Topology Control with Limited Geometric Information

Topology control is the problem of selecting neighbors for each node in a wireless network, so that the resulting network has a number of useful properties. More precisely, a topology control protocol P takes as input a network G and aims to construct a spanning subgraph GP, that is sparse, “energy minimizing” and has sufficient connectivity so as to guarantee multiple short paths between pairs of nodes in G. Currently, topology control protocols assume that nodes in G reside in some Euclidean (usually, 2-dimensional) space and rely on geometric information such as node locations and pairwise distances between nodes to produce GP with appropriate properties. However, these protocols are extremely sensitive to errors in location information and this feature makes them impractical because errors in location and distance information are pervasive in practical systems. This paper presents and analyzes two randomized topology control protocols that are tolerant to errors in pairwise distance estimates.
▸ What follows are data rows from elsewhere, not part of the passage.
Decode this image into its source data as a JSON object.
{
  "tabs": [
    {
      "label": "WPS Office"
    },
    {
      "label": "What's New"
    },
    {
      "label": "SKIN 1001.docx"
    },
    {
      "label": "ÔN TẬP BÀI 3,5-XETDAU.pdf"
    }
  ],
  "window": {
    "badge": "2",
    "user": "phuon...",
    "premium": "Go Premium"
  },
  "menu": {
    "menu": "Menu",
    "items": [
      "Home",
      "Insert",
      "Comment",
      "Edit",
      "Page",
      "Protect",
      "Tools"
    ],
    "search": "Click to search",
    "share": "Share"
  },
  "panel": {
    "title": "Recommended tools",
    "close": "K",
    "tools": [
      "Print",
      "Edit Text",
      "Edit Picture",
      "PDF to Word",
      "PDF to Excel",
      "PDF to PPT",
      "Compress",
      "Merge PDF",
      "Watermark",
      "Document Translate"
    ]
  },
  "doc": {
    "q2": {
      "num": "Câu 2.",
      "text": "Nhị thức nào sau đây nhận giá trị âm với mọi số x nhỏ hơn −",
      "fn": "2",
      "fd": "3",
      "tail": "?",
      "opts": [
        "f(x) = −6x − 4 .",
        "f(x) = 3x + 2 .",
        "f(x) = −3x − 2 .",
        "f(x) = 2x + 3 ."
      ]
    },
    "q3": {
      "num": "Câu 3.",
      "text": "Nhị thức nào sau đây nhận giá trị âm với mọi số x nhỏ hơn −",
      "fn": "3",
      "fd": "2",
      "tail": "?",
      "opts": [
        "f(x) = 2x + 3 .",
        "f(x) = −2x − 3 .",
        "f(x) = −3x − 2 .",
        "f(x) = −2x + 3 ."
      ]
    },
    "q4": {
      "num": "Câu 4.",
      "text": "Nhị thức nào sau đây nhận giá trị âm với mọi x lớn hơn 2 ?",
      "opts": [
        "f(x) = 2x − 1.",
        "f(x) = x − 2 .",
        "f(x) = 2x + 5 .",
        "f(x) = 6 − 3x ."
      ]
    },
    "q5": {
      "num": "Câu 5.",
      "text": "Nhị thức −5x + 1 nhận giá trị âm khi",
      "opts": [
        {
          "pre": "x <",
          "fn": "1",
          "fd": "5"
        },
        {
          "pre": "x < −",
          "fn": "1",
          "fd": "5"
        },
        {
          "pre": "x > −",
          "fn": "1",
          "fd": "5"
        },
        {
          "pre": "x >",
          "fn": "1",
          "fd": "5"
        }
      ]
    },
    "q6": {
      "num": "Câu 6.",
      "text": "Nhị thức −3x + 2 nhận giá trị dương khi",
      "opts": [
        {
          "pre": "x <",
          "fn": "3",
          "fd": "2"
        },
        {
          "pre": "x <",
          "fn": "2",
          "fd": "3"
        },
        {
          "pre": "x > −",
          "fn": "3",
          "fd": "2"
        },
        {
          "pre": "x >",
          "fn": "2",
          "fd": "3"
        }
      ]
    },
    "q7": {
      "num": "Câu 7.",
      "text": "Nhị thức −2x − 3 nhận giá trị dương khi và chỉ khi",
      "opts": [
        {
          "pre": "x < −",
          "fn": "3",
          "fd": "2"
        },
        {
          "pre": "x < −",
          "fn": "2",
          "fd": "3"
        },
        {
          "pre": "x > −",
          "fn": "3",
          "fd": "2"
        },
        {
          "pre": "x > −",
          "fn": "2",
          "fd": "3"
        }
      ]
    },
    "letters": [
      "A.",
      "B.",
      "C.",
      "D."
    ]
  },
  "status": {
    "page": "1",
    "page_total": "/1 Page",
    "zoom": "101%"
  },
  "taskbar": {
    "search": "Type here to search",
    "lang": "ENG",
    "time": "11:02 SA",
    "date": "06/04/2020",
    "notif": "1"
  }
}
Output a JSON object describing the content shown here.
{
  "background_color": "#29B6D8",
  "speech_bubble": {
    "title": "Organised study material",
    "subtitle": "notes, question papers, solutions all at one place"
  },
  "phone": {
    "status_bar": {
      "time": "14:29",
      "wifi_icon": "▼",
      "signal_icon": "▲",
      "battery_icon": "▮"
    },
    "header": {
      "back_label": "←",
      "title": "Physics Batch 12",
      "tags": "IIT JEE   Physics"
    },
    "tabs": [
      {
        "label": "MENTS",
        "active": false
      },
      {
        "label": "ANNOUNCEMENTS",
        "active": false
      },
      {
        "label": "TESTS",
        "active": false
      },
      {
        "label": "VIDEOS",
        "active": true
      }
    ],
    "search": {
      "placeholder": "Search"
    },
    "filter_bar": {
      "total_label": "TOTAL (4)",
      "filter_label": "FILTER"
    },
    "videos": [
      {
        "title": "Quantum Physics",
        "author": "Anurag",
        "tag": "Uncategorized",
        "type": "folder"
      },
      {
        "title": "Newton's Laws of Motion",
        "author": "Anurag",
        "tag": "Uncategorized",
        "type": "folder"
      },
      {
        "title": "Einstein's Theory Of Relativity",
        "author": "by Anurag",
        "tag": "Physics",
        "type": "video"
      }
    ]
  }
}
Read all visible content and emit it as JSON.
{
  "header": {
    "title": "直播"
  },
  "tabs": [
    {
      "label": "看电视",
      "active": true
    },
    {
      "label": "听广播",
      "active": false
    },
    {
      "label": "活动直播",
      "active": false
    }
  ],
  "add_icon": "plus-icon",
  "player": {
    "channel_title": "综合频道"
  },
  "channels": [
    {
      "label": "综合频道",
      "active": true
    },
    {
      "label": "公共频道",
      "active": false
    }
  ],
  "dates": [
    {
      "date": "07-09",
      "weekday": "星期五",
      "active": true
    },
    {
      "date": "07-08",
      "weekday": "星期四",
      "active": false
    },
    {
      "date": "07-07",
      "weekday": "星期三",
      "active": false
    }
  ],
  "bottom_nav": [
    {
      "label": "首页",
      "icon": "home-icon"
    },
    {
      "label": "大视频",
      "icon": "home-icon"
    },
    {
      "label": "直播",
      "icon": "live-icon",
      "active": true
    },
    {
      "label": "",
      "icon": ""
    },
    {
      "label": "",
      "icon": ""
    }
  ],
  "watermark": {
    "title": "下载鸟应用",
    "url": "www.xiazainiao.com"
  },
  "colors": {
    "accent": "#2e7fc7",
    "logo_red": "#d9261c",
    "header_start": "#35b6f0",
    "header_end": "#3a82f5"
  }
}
The first protocol, called RTC (short for randomized topology control) uses no geometric information, relying only on connectivity information and is therefore completely immune to errors in location or distance information. The second protocol, called ε-RTC, generalizes the first protocol. Allowing for errors in distance estimates, but assuming that relative errors are bounded above by ε, the second protocol produces an output network that is symmetric, connected, sparse, and has good spanner properties. As $\varepsilon \longrightarrow 0$, ε-RTC behaves like the XTC protocol (R. Wattenhofer and A. Zollinger, “XTC: A practical topology control algorithm for ad-hoc networks”, WMAN 2004) and for large values of ε, it behaves like RTC. Our results hold whenever the input network is a unit disk graph or even a quasi unit disk graph.